Camacho is holding the Sharp personal organizer, a tiny computer that is to the '90s what the Filofax was to the '80s. For success-oriented individuals, Camacho believes, this is the way to keep track of every aspect of their lives, from telephone numbers to airline schedules to bank balances. The device knows the time in cities around the world and can beep to remind him when to leave for an appointment.
As electronics companies scale down the size of telephones, fax machines and the like, and expand the range of miniaturized products, even people who relate better to quill pens than computers are warming up to these tote-size gadgets. Their mini-ness makes them as enticing as sweets. (Picture a Twinkie-size telephone or a talking computer as big as a Hershey bar.)

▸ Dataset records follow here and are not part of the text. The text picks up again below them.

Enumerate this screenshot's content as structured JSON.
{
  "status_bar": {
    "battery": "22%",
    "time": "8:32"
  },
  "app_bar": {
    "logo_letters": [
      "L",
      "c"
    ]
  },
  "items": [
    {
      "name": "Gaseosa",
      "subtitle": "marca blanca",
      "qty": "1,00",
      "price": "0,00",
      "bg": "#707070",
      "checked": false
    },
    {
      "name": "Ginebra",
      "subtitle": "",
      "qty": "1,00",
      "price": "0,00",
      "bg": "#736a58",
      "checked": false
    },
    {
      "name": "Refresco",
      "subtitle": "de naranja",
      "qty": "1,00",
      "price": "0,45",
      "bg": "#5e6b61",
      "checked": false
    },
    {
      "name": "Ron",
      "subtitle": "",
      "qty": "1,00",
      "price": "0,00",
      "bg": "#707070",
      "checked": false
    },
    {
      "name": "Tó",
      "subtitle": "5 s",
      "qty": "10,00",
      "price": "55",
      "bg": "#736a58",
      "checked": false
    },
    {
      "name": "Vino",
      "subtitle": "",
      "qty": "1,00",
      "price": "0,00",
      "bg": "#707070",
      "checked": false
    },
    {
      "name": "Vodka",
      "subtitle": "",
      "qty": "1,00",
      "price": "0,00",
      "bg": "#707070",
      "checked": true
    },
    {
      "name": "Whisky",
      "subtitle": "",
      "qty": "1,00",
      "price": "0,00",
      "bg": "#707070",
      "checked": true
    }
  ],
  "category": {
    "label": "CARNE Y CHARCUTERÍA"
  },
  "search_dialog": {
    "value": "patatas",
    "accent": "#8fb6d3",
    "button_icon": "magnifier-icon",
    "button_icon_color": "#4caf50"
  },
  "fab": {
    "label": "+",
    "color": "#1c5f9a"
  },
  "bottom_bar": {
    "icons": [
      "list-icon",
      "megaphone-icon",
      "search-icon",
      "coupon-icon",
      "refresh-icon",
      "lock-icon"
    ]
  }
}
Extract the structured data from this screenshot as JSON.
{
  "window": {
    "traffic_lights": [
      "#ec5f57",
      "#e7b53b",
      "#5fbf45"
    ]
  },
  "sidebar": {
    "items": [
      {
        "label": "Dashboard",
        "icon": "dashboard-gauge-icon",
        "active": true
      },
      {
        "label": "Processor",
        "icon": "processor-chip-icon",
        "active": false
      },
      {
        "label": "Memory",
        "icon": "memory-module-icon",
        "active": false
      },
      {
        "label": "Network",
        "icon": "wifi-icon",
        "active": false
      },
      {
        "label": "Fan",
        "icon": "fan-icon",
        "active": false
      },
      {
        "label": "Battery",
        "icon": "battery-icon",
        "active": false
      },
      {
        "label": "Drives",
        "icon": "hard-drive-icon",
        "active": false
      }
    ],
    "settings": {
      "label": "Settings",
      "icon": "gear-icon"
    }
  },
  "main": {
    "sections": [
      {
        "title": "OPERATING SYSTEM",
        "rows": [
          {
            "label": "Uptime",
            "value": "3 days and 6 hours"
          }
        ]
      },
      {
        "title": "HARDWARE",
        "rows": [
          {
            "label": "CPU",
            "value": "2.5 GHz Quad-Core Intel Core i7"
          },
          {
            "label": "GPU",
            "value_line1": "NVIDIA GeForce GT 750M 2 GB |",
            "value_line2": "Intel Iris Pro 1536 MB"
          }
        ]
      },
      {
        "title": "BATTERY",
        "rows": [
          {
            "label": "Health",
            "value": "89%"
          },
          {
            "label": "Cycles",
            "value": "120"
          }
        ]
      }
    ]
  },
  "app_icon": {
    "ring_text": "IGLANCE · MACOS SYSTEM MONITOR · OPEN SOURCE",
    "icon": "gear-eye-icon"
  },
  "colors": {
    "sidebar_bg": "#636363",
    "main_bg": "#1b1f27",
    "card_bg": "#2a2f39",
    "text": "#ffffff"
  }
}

First purchases are likely to include a camcorder that fits in the palm of a hand. Advanced collectors may move on to such special-needs items as a pocket translator that speaks 65,000 phrases in six languages.
But as sweet-tooths know, desserts have a price. At the low end, a basic Sharp personal organizer sells for about $100. A Sony Video Walkman television with VCR is priced at about $1,400.
Statistics show that men buy the most electronic marvels. But Bob Gerson, editor of the trade publication TWICE, This Week in Consumer Electronics, says that in his New York office more women than men use cellular phones and computerized personal organizers.
For Gina Stover, a 28-year-old Warner Bros. employee, life wouldn't be the same without the computerized organizer she inherited from her boss after he upgraded.
"I'm getting married. If I didn't have one, I'd be lost," says Stover, who was shopping, organizer in hand, at Diamond Foam and Fabric on La Brea Avenue.
The experts, including Gerson and Camacho, say that if you are just getting into the world of electronic accessories, the first step is to determine your needs. Then, get on friendly terms fast. "It's like a VCR," says Camacho. "If you don't use it in the first couple weeks, you probably never will."